<\head>
more like softwang minimalism ;-b

there's a certain kind of linux hobbyist who believes that software minimalism (understood variously as adhering to the unix philosophy, using as few resources as possible, or avoiding some other form of "bloat") is a non-negotiable good. starting from this premise, they hypothesize a range of possible explanations as to why most software does not meet their preferred criteria. sometimes these hypotheses are reasonable: developers now have far more resources at their disposal, so software uses more resources because it can. other times they are idiotic: tech companies are all "woke" now, meaning they hire women, minorities, and men made effeminate by soy (i guess?) instead of good programmers. back in the day, this brand of moron would have appealed to affirmative action as an explanation, but now that even the sweatiest cable news host no longer pretends that affirmative action programs still exist in any meaningful capacity, they can only gesture at some vague tendency in corporate culture.

there are a couple basic problems with this kind of chatter, even in its not-stupid forms. the fundamental problematic assumption is that minimalism is a non-negotiable good of the highest priority, i.e., that every non-soy developer shares the exact same understanding of what objectively Good Programming looks like. this obviously isn't true. simplicity and minimalism are usually purchased at convenience and how much (or what kind of) convenience you're willing to trade for their sake is going to depend heavily on your use case. there's a reason, for instance, that systemd remains the default solution in most linux distributions, and it's not effeminacy or incompetence on the part of the development teams. the very thing that many desktop minimalists dislike about systemd (call it bloat, feature-creep, not adhering to the unix philosophy, whatever) was at the core of its pitch from the beginning. it's a conflict between "incommensurable conceptions of the good," if you'll indulge me.

that said, even the talk radio form of the complaint isn't wholly incorrect: there is a general tendency of corporate culture toward more convoluted and sloppier code, but it has little if anything to do with wokeness, political correctness, or diversity training. when elon musk (no fan of "wokeness," grok aside) took over twitter, he began demanding that every developer at the company literally print out their code so they could show him how much code they'd written, evidently with the assumption that if you aren't constantly writing new code, you aren't really working. this is such a plainly stupid way of thinking about programming that it's difficult to put into words, but i think it's more common among tech ceos than we might like to believe. the crypto speculation bubbles, arbitrary layoffs, and dogshit worthless LLM "assistants" crammed into every piece of commercial software in the last few years all suggest that tech execs are petty despots with no actual skills besides sniffing out easy money and contriving paper-thin justifications for fucking everyone else over once it dries up. the fish rots from the head. baldur bjarnason has made a compelling argument that bloated technologies become standards because they enable deskilling and labor arbitrage. even if we grant that programmers are less competent today than they were fifty years ago, then this is almost certainly a symptom and not the underlying illness.

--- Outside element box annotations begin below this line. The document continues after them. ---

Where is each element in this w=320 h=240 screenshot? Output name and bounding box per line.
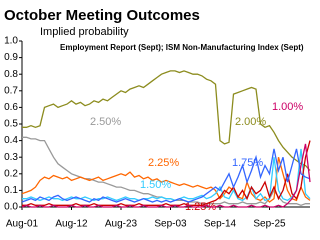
series-label: 2.25% xyxy=(148,157,179,169)
annotation: Employment Report (Sept); ISM Non-Manufa… xyxy=(60,43,304,52)
chart-subtitle: Implied probability xyxy=(40,26,129,38)
plot: 0.0 0.1 0.2 0.3 0.4 0.5 0.6 0.7 0.8 0.9 1.0 Aug-01 A… xyxy=(4,36,311,230)
series-label: 1.50% xyxy=(140,179,171,191)
x-tick-label: Aug-12 xyxy=(55,219,88,230)
y-tick-label: 0.6 xyxy=(4,102,18,113)
series-label: 1.75% xyxy=(232,157,263,169)
series-line xyxy=(22,136,310,206)
series-line xyxy=(21,157,311,203)
x-tick-label: Aug-23 xyxy=(105,219,138,230)
y-tick-label: 0.8 xyxy=(4,69,18,80)
series-line xyxy=(22,148,311,202)
series-line xyxy=(21,148,311,203)
x-tick-label: Sep-25 xyxy=(253,219,286,230)
x-tick-label: Aug-01 xyxy=(6,219,39,230)
y-tick-label: 0.3 xyxy=(4,152,18,163)
y-tick-label: 0.4 xyxy=(4,135,18,146)
series-label: 2.50% xyxy=(90,116,121,128)
x-tick-label: Sep-03 xyxy=(154,219,187,230)
series-line xyxy=(21,143,311,208)
y-tick-label: 1.0 xyxy=(4,36,18,47)
y-tick-label: 0.1 xyxy=(4,185,18,196)
x-tick-label: Sep-14 xyxy=(204,219,237,230)
y-tick-label: 0.0 xyxy=(4,202,18,213)
series-line xyxy=(22,140,311,206)
series-label: 2.00% xyxy=(235,116,266,128)
series-line xyxy=(22,70,311,171)
y-tick-label: 0.7 xyxy=(4,85,18,96)
chart-title: October Meeting Outcomes xyxy=(4,7,200,24)
y-tick-label: 0.5 xyxy=(4,119,18,130)
y-tick-label: 0.2 xyxy=(4,168,18,179)
series-label: 1.00% xyxy=(272,101,303,113)
y-tick-label: 0.9 xyxy=(4,52,18,63)
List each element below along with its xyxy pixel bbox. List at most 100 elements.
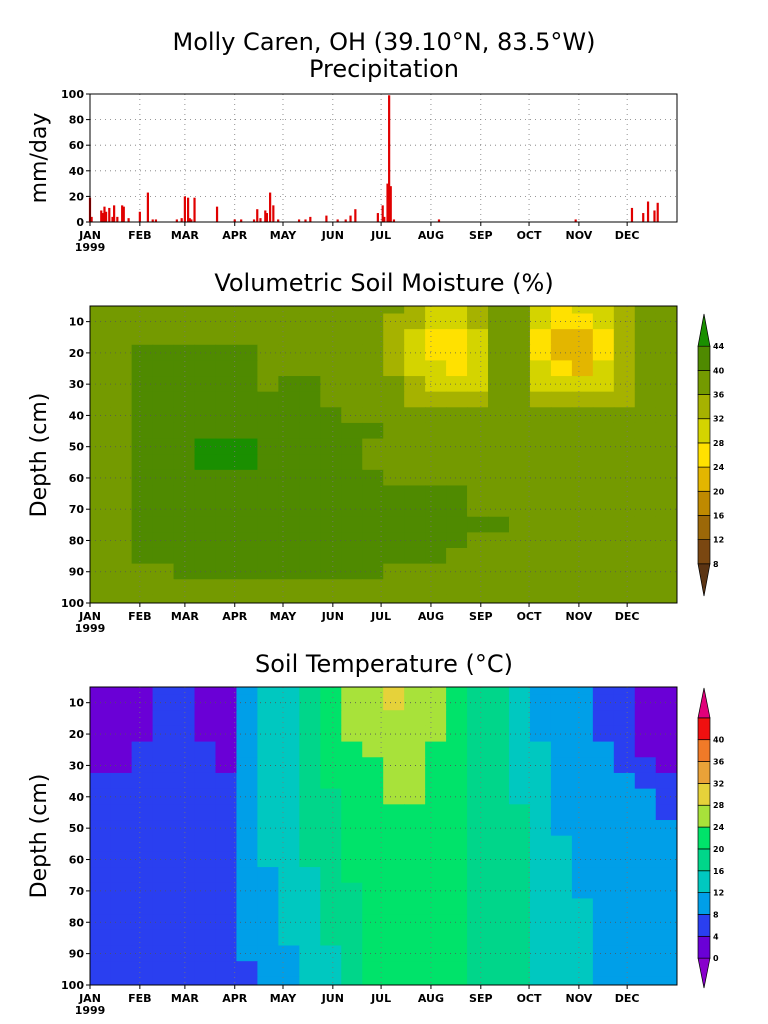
temperature-cell [655, 851, 678, 868]
temperature-cell [278, 976, 300, 986]
temperature-cell [655, 929, 678, 947]
moisture-cell [488, 469, 510, 487]
moisture-cell [131, 501, 154, 518]
temperature-cell [194, 961, 217, 978]
moisture-cell [655, 501, 678, 518]
moisture-colorbar-level-44: 44 [713, 342, 725, 351]
moisture-cell [655, 391, 678, 408]
temperature-cell [299, 898, 321, 915]
temperature-cell [152, 820, 175, 837]
moisture-cell [215, 547, 238, 565]
temperature-colorbar-swatch [697, 848, 711, 872]
precip-tick-jul: JUL [370, 229, 391, 242]
moisture-cell [341, 344, 363, 362]
moisture-cell [508, 563, 531, 580]
temperature-cell [131, 898, 154, 915]
moisture-cell [152, 422, 175, 440]
moisture-cell [634, 305, 657, 315]
moisture-cell [488, 485, 510, 502]
moisture-cell [215, 579, 238, 596]
temperature-cell [571, 710, 594, 727]
moisture-cell [550, 469, 573, 487]
temperature-cell [278, 835, 300, 852]
temperature-cell [152, 835, 175, 852]
temperature-cell [550, 710, 573, 727]
moisture-cell [89, 454, 112, 471]
precip-bar [252, 219, 256, 222]
temperature-cell [194, 929, 217, 947]
temperature-cell [655, 914, 678, 931]
moisture-cell [383, 501, 405, 518]
moisture-cell [152, 344, 175, 362]
temperature-cell [571, 867, 594, 884]
moisture-cell [592, 329, 615, 346]
moisture-cell [278, 344, 300, 362]
moisture-cell [655, 305, 678, 315]
temperature-cell [550, 976, 573, 986]
temperature-cell [634, 835, 657, 852]
moisture-cell [613, 501, 636, 518]
moisture-cell [404, 376, 426, 393]
moisture-cell [425, 305, 447, 315]
temperature-cell [194, 867, 217, 884]
temperature-cell [362, 741, 384, 758]
moisture-cell [613, 547, 636, 565]
moisture-cell [655, 532, 678, 549]
temperature-cell [404, 945, 426, 962]
temperature-cell [571, 898, 594, 915]
temperature-cell [592, 898, 615, 915]
temperature-cell [173, 741, 196, 758]
moisture-cell [383, 594, 405, 604]
precip-bar [127, 218, 130, 222]
temperature-cell [110, 882, 133, 900]
moisture-cell [89, 329, 112, 346]
moisture-colorbar-level-20: 20 [713, 487, 725, 496]
moisture-cell [655, 547, 678, 565]
temperature-cell [131, 851, 154, 868]
moisture-cell [257, 391, 279, 408]
moisture-cell [278, 391, 300, 408]
temperature-cell [215, 694, 238, 711]
temperature-cell [508, 757, 531, 774]
temperature-cell [508, 976, 531, 986]
moisture-cell [529, 422, 552, 440]
temperature-cell [299, 772, 321, 790]
moisture-cell [131, 532, 154, 549]
moisture-cell [488, 438, 510, 455]
temperature-ytick-40: 40 [69, 791, 85, 804]
temperature-cell [215, 835, 238, 852]
precip-bar [381, 205, 384, 222]
temperature-cell [110, 741, 133, 758]
moisture-cell [634, 579, 657, 596]
moisture-cell [592, 391, 615, 408]
moisture-cell [655, 454, 678, 471]
temperature-cell [362, 851, 384, 868]
moisture-cell [236, 594, 259, 604]
precip-bar [146, 192, 149, 222]
temperature-cell [550, 804, 573, 821]
moisture-cell [194, 485, 217, 502]
moisture-cell [341, 313, 363, 330]
temperature-cell [488, 835, 510, 852]
moisture-cell [257, 438, 279, 455]
temperature-cell [655, 710, 678, 727]
moisture-cell [131, 454, 154, 471]
temperature-cell [278, 694, 300, 711]
temperature-cell [320, 851, 342, 868]
moisture-cell [550, 407, 573, 424]
temperature-cell [383, 788, 405, 805]
temperature-cell [362, 898, 384, 915]
moisture-cell [383, 376, 405, 393]
moisture-cell [110, 594, 133, 604]
temperature-cell [529, 835, 552, 852]
moisture-cell [529, 516, 552, 533]
moisture-cell [341, 454, 363, 471]
moisture-cell [467, 516, 489, 533]
precip-bar [183, 196, 186, 222]
temperature-cell [383, 686, 405, 696]
moisture-cell [173, 344, 196, 362]
temperature-cell [257, 741, 279, 758]
moisture-cell [404, 501, 426, 518]
moisture-cell [341, 485, 363, 502]
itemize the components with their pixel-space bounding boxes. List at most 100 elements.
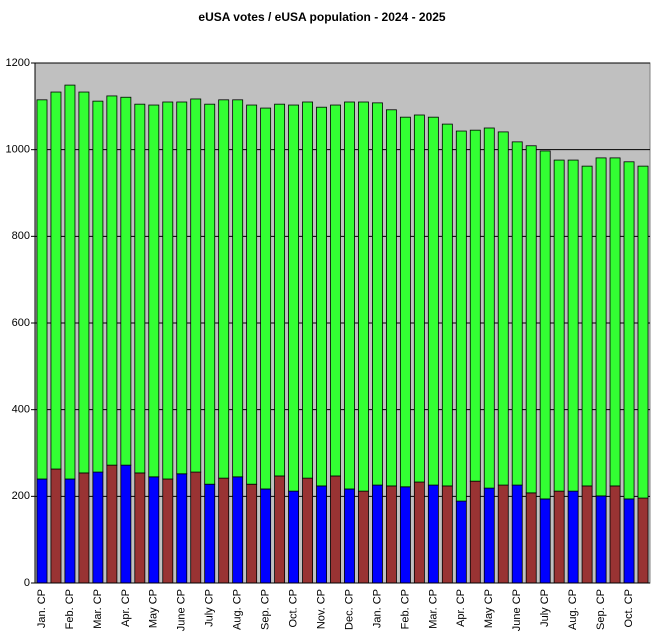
bar-segment bbox=[553, 159, 565, 492]
x-tick-label: July CP bbox=[539, 589, 551, 627]
bar-segment bbox=[609, 157, 621, 487]
bar-segment bbox=[581, 485, 593, 584]
bar-segment bbox=[274, 475, 286, 584]
bar-segment bbox=[372, 484, 383, 584]
x-tick-label: Mar. CP bbox=[427, 589, 439, 629]
bar-segment bbox=[232, 99, 244, 478]
x-tick-label: Aug. CP bbox=[232, 589, 244, 630]
bar-segment bbox=[134, 472, 146, 584]
bar-segment bbox=[302, 477, 313, 584]
x-tick-label: May CP bbox=[483, 589, 495, 628]
bar-segment bbox=[120, 464, 132, 584]
bar-segment bbox=[218, 99, 230, 479]
bar-segment bbox=[427, 116, 439, 486]
bar-segment bbox=[176, 101, 188, 475]
bar-segment bbox=[455, 130, 467, 502]
bar-segment bbox=[92, 100, 104, 473]
bar-segment bbox=[399, 116, 411, 488]
bar-segment bbox=[204, 103, 216, 485]
bar-segment bbox=[36, 478, 48, 584]
y-tick-label: 600 bbox=[12, 317, 30, 329]
bar-segment bbox=[64, 84, 76, 480]
bar-segment bbox=[316, 106, 327, 487]
bar-segment bbox=[148, 476, 160, 584]
bar-segment bbox=[120, 96, 132, 466]
bar-segment bbox=[162, 478, 174, 584]
bar-segment bbox=[385, 485, 397, 584]
bar-segment bbox=[469, 480, 481, 584]
bar-segment bbox=[162, 101, 174, 480]
y-tick-label: 200 bbox=[12, 490, 30, 502]
bar-segment bbox=[385, 109, 397, 487]
bar-segment bbox=[36, 99, 48, 480]
x-tick-label: June CP bbox=[176, 589, 188, 631]
bar-segment bbox=[567, 490, 579, 584]
bar-segment bbox=[413, 481, 425, 584]
y-tick-label: 0 bbox=[24, 577, 30, 589]
bar-segment bbox=[637, 165, 649, 499]
bar-segment bbox=[609, 485, 621, 584]
bar-segment bbox=[525, 145, 537, 494]
y-tick-label: 1200 bbox=[6, 57, 30, 69]
x-tick-label: Jan. CP bbox=[36, 589, 48, 628]
bar-segment bbox=[148, 104, 160, 478]
bar-segment bbox=[413, 114, 425, 483]
bar-segment bbox=[218, 477, 230, 584]
bar-segment bbox=[330, 104, 341, 477]
bar-segment bbox=[623, 498, 635, 584]
bar-segment bbox=[623, 161, 635, 500]
bar-segment bbox=[204, 483, 216, 584]
bar-segment bbox=[483, 127, 495, 489]
bar-segment bbox=[190, 98, 202, 473]
bar-segment bbox=[358, 490, 369, 584]
bar-segment bbox=[455, 500, 467, 584]
bar-segment bbox=[232, 476, 244, 584]
x-tick-label: July CP bbox=[204, 589, 216, 627]
bar-segment bbox=[246, 483, 258, 584]
bar-segment bbox=[539, 150, 551, 500]
bar-segment bbox=[330, 475, 341, 584]
x-tick-label: May CP bbox=[148, 589, 160, 628]
bar-segment bbox=[497, 131, 509, 486]
bar-segment bbox=[483, 487, 495, 584]
bar-segment bbox=[64, 478, 76, 584]
x-tick-label: Jan. CP bbox=[371, 589, 383, 628]
x-tick-label: June CP bbox=[511, 589, 523, 631]
bar-segment bbox=[637, 497, 649, 584]
bar-segment bbox=[344, 101, 355, 490]
bar-segment bbox=[567, 159, 579, 492]
x-tick-label: Sep. CP bbox=[595, 589, 607, 630]
bar-segment bbox=[595, 495, 607, 584]
x-tick-label: Apr. CP bbox=[120, 589, 132, 627]
bar-segment bbox=[469, 129, 481, 482]
bar-segment bbox=[288, 490, 300, 584]
bar-segment bbox=[441, 485, 453, 584]
x-tick-label: Nov. CP bbox=[315, 589, 327, 629]
y-tick-label: 800 bbox=[12, 230, 30, 242]
bar-segment bbox=[260, 488, 272, 584]
bar-segment bbox=[106, 95, 118, 466]
bar-segment bbox=[50, 468, 62, 584]
bar-segment bbox=[302, 101, 313, 479]
bar-segment bbox=[372, 102, 383, 486]
bar-segment bbox=[344, 488, 355, 584]
x-tick-label: Oct. CP bbox=[623, 589, 635, 628]
bar-segment bbox=[441, 123, 453, 487]
bar-segment bbox=[78, 91, 90, 474]
x-tick-label: Dec. CP bbox=[343, 589, 355, 630]
bar-segment bbox=[176, 473, 188, 584]
bar-segment bbox=[399, 486, 411, 584]
y-tick-label: 1000 bbox=[6, 144, 30, 156]
bar-segment bbox=[260, 107, 272, 490]
x-tick-label: Mar. CP bbox=[92, 589, 104, 629]
bar-segment bbox=[190, 471, 202, 584]
bar-segment bbox=[581, 165, 593, 487]
bar-segment bbox=[497, 484, 509, 584]
bar-segment bbox=[134, 103, 146, 474]
bar-segment bbox=[106, 464, 118, 584]
bar-segment bbox=[427, 484, 439, 584]
chart-title: eUSA votes / eUSA population - 2024 - 20… bbox=[198, 10, 446, 24]
x-tick-label: Feb. CP bbox=[64, 589, 76, 629]
x-tick-label: Apr. CP bbox=[455, 589, 467, 627]
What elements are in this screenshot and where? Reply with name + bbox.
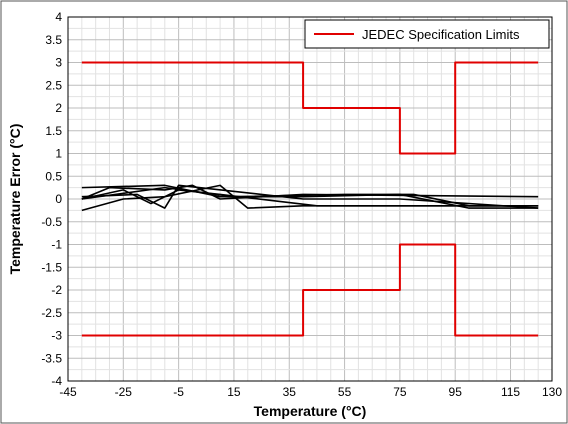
x-tick-label: 95 xyxy=(449,385,463,399)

by point of contrast, let's consider how our early heroes of software engineering worked. bell labs, xerox parc, and similar hubs of invention were the research branches of highly profitable companies or university research centers, sometimes floated by military or other public sector largesse, sometimes incorporated as part of a legally regulated monopoly, but in every case insulated from market competition—or to put a finer point on it, from the need to ship a general consumer product. the early unix tools were developed for very specific, usually academic applications, which is why so many of them focused on manipulating text and formatting documents. grep, in the familiar story, was developed by ken thompson to help lee mcmahon analyze the federalist papers. these were (are) tools intended for narrow professional uses, developed by people who, enviably, never had to worry about marketing or profitability. would that all software could be produced under such conditions, but alas, 'tis not so. it takes a mission-driven organization like suckless e.V. and/or a volunteer effort to arrive at the same kind of discipline and philosophy of design so common to those postwar research centers. and these projects can adhere to this particular set of principles because they have tailored their audience in advance to a small set of users who are happy to work things out at least partly on their own. suckless is explicit about their preference for a "small and elitist" userbase.

the final, most benign reason that most consumer software is bloated (the final that i'll opine on anyway) comes down to time and scale. microsoft office is a disgusting mess that i suffer for every second that i have to use, but it got that way for a reason. literally a billion people use microsoft office in some capacity, those billion people speaking hundreds of different languages, each using office something slightly different. microsoft is in the position of needing to keep all their existing users happy (especially enterprise users), which means decades of backwards compatibility and keeping legacy functions intact, while also attracting new ones. this is a basic problem of social complexity and bureaucracy. when you need to please a billion people, you need to keep a lot of stuff around that is useless to the vast majority of them. when you need to continue attracting people beyond that billion, you need to add more stuff that is useless to the vast majority of them. the same problems of coordination that produce piles of redundant forms when you start a new job or renew your passport also produce the byzantine menus and dialogues in enterprise software.